Robin Richardson's Sit How You Want

I suppose comparisons of Robin Richardson’s poems to those of Sharon Olds are inevitable. Both writers concentrate on the dance, denouements, and death of sex, but whereas Olds’ take on the subject is elemental, Richardson more frequently details desire and its fallout within relationships. In Sit How You Want, her latest collection, Richardson has thrown a welcome ingredient into the high boil of sexual strife: hard-won, terse, frequently acidic philosophical summations or epiphanies. “Eventuality” links natural and human-made disaster with the troubling aftermath of sex – “nukes/in North Korea aimed like loaded cocks.
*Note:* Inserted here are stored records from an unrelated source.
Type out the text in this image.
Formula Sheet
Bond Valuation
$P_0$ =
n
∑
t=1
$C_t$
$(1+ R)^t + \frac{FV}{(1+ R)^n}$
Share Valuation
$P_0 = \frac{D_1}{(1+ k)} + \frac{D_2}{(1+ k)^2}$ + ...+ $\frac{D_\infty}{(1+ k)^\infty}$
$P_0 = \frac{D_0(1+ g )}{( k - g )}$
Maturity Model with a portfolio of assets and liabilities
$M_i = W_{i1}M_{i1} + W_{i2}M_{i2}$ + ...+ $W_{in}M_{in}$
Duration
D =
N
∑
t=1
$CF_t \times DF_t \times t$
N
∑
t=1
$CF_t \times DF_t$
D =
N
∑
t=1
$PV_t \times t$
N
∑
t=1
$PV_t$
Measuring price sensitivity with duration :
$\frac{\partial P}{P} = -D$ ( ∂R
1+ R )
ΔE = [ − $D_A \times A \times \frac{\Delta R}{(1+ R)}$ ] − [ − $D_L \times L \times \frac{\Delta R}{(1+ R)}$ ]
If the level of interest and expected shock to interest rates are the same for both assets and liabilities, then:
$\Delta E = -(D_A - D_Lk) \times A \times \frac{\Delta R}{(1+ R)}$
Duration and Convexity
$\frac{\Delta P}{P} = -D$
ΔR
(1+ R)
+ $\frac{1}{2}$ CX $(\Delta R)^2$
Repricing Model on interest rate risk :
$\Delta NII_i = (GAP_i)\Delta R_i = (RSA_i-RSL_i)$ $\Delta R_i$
What offspring!” – but the concluding two lines bring the historical or speculative considerations back home: “Now we’re naked on the pullout, losing interest./We’re no better than the rest.” “Without a Roof” moves from extreme vulnerability (“open/on the operating table, so impeccably pink/pearl you could drape me on a hotel heiress”) to sexual distancing (“He disapproves:/the carefree sovereignty of solitude”) to transformative assertion (“There’s freedom/in what no one knows”).

Even in the short quotes above, Richardson’s heady lyrical scoring delights. She manages, deftly, the difficult trick of creating sustained music through quickly shifting tonal registers and narrative fractures.

More mature than her also excellent Knife Throwing Through Self-Hypnosis, Sit How You Want is top shelf reading, contemporary as a power line, traditional as a post-coital Rothman’s. And nowhere in the volume does she succumb to the “fashionable cleverness in sex”, Dudley Fitts’ criticism of a topic most writers either approach with jokes, or avoid altogether like a neon-flashing landmine.